Consistently good preaching could do a lot for the church, said Restivo.
“I am honestly convinced that the most important thing a priest does is preach," he said.
Good homilies don’t descend like manna from heaven, said Lovrick. It takes hours of committed work to craft a good one — and that’s not easy for priests facing a ton of parish administration, hospital visits, school visits, home visits, daily Mass and preaching, counselling, marriage preparation and more.
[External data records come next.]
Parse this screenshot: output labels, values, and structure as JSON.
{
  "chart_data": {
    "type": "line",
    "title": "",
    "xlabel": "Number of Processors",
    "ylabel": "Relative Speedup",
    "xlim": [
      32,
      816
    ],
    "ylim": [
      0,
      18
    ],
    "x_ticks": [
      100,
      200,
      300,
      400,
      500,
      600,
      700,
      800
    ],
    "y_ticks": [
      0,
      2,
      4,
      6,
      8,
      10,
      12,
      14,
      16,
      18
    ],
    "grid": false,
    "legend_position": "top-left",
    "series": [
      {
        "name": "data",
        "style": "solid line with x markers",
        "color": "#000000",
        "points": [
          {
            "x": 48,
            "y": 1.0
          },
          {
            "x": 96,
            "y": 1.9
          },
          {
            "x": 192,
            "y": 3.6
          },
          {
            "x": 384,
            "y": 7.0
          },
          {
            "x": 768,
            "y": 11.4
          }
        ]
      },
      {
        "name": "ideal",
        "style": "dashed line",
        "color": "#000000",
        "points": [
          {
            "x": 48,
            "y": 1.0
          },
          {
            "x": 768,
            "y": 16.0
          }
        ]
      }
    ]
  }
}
“To put in the kind of hours that a lot of people would suggest you put into preaching seems to a lot of them as not doable,” said Lovrick. "There are some prominent preachers in the United States who talk about for every minute of preaching you should be putting in an hour or more of preparation. It’s very dramatic and it scares some people.”
Preachers could get help from their parishioners in one preaching method that Lovrick claims is growing in popularity.
Some American priests Lovrick has met have a small group of parishioners who meet on Monday evenings for lectio divina, prayer and reflection on the coming week’s readings. The priest listens carefully to how lay people in the group relate the readings to their own lives. While those Monday night reflections may not actually add up to a Sunday homily, they do provide the preacher with clues about how the Gospel and the other readings might matter to the Sunday faithful.
In the end the preacher should end up with a homily “relating that word to the life of the people and relating the life of the people to the words,” said Lovrick.
The 56-year-old Lovrick wrote his thesis on “How Homiletics Should Be Taught at St. Augustine’s Seminary” and he has been putting his words into practice, leading a practicum on preaching for seminarians just before ordination.